Now, if we find the time domain values corresponding to Ŝ(f), i.e. ŝ(n), then we get back the speech signal with the noise removed. Well, I am grossly simplifying what "noise" is here. The estimate of speech that is reconstructed thus, is not without problems. There are things like musical noise artifacts that one can hear in such reconstructed speech. The quality also very much depends on the signal to noise ratio.

NR2 algorithm

NR2 uses a frequency domain method which has its origins in this famous paper by Ephraim and Malah called "Speech Enhancement using a minimum mean-square error short-time spectral amplitude estimator". Here we statistically model the speech signals and noise signals (or rather the probabilities of apriori SNR (clean signal to noise ratio) and aposteriori SNR ("observable signal" to noise ratio). A crucial step is to find an estimate of noise. This step is rather left out in the paper.

One popular way to track noise (in a time-frequency analysis) is with a method called "Optimal Smoothing Minimum Statistic". This method is detailed in the paper "Noise Power Spectral Density Estimation based on Optimal Smoothing and Minimum Statistics" by Rainer Martin.

WDSP Implementations

WDSP implements both the above steps for Noise Power Estimation (NPE in wdsp parlance). I could find clear mapping of equations in the OSMS method vs the equations in the paper) where as for the MMSE NPE, I could not fully correlate (pun intended) the equations in the code.
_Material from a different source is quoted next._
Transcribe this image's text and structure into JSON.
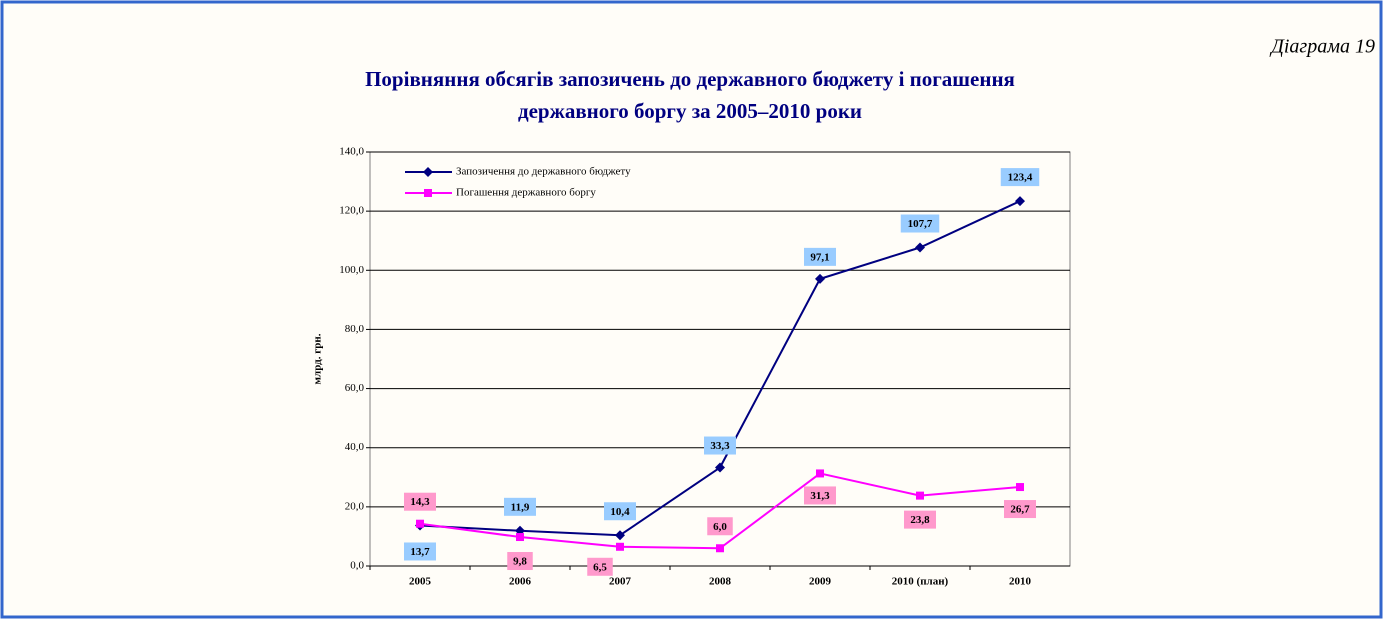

Any help welcome. Specifically, what I am looking for is a reference to the paper that details these steps in the mmse noise estimator. (Edit: I found some answers in section 4 of the paper "NOISE POWER ESTIMATION BASED ON THE PROBABILITY OF SPEECH PRESENCE" by Gerkmann and Hendriks. In the temporal smoothing step, it uses a smoothing factor β = 0.8. However, in the code, the variable alpha_pow is calculated differently. That is the next piece to dig into. It seem like wdsp author is trying to scale the fixed 0.8 value to work with a different overlap and sampling rate value.. The matlab code from the authors of the paper shows a fixed 0.8 value.)

Next steps

I want to understand how to introduce a new block into wdsp and start playing with variants of these algorithms.